JAMA engaged with the Commission during the drafting of this new regulation and has presented a set of key messages which it hopes will be taken into consideration.

These key messages focus on the importance of coordinating the Commission’s research and development work with other similar initiatives in UN/ECE WP29, on an HFCV global technical regulation, and in ISO and SAE, on international standards for HFCVs.

The UN/ECE group is currently drafting a gtr for HFCVs and studying measures to ensure their safety.  WP29 is expected to need a further six months to collect the necessary information on technical requirements for the introduction of HFCVs.  Such being the case, it is JAMA’s view that the Commission should not finalise its own proposal until it has fully assessed the findings of WP29.  This view echoes calls by the European Commissioner for Enterprise and Industry, GŁnter Verheugen, to coordinate discussions at the EU level and those within the WP29 framework.

Moreover, in order to avoid discrepancies with other international standards for the high-pressure hydrogen containers and hydrogen components of HFCVs, the Commission should in its draft Regulation reflect the ISO and SAE standards already established in this regard.  This will prevent manufacturers from having to comply with two sets of standards, which would prolong vehicle development and increase vehicle cost.

JAMA also believes that it is essential to recognise the difference between the regulation of LPG/CNG vehicles and HFCV regulation.  LPG/CNG regulation is drawn from retrofit vehicles based on models already in the market.  In JAMA’s opinion, this is an incorrect basis on which to draft a new regulation for HFCVs, as the percentage of retrofit HFCVs will be very limited.
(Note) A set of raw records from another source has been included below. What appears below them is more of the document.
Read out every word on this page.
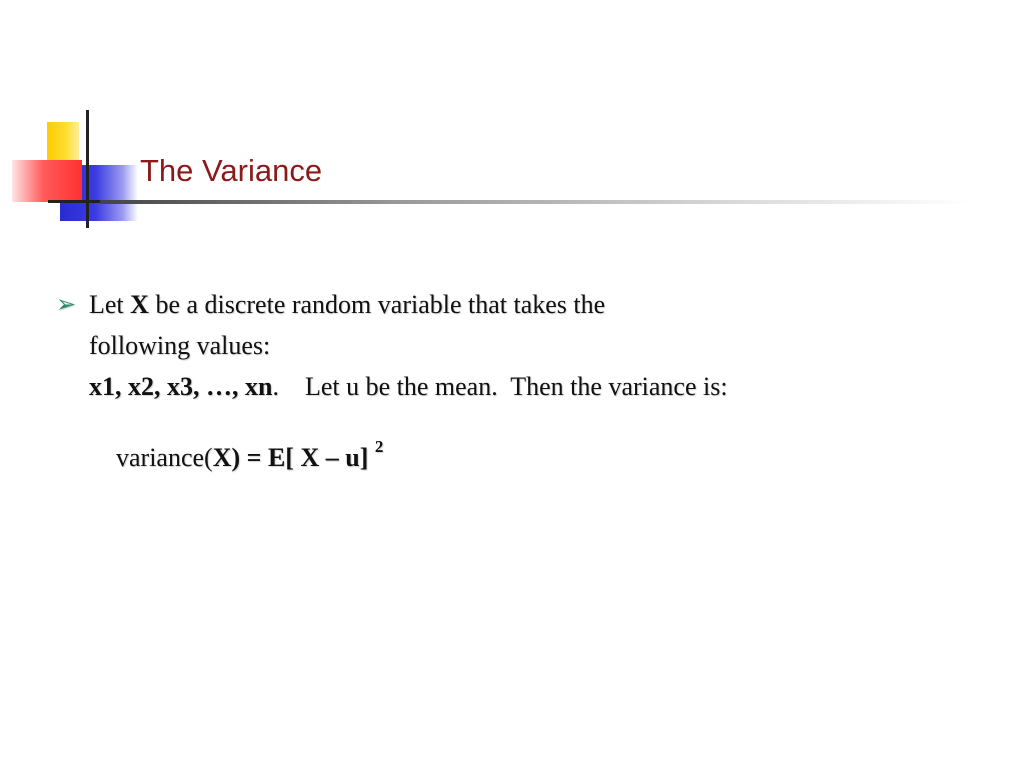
The Variance
➢ Let X be a discrete random variable that takes the
following values:
x1, x2, x3, …, xn.    Let u be the mean.  Then the variance is:
variance(X) = E[ X – u] $^2$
In addition, although the draft Regulation on Hydrogen-Powered Motor Vehicles identifies three classes of hydrogen components in its Annex I, JAMA requests the Commission to clarify at the earliest opportunity how the provisions of the proposed new law will be applied to those three classes of components.

With HFCV technological development still at an early stage, innovation must be encouraged.  JAMA therefore urges the Commission to make HFCV performance specification, rather than HFCV parts and materials specification, the target of the new law.  The latter approach—which would require detailed specifications for each part in terms of structure, materials, and design—would clearly risk delaying the innovation of new technologies.

Safety aspects of the proposed Regulation

Specific safety provisions are needed for vehicles that will be equipped with a high-pressure hydrogen container.  Contrary to the Commission’s approach in its draft proposal, which is to focus on type-approval requirements for individual parts, JAMA believes that the safety of the hydrogen storage system as a whole must be assured.

JAMA does, however, suggest introducing type-approval requirements for the parts directly involved in the event of a significant quantity of hydrogen escaping from the high-pressure hydrogen container.  Further, JAMA supports the introduction of a hydrogen-safety management system capable of detecting leaks in the first place and preventing any further leakage.

Finally, JAMA recommends developing a concept for the safety of HFCVs as whole units, not just of their hydrogen storage system.  JAMA believes the proposed Regulation contains a number of requirements that are ambiguous (that is, neither objective nor quantitative), and that it therefore runs the risk of further complicating compliance judgements when its final version enters into force.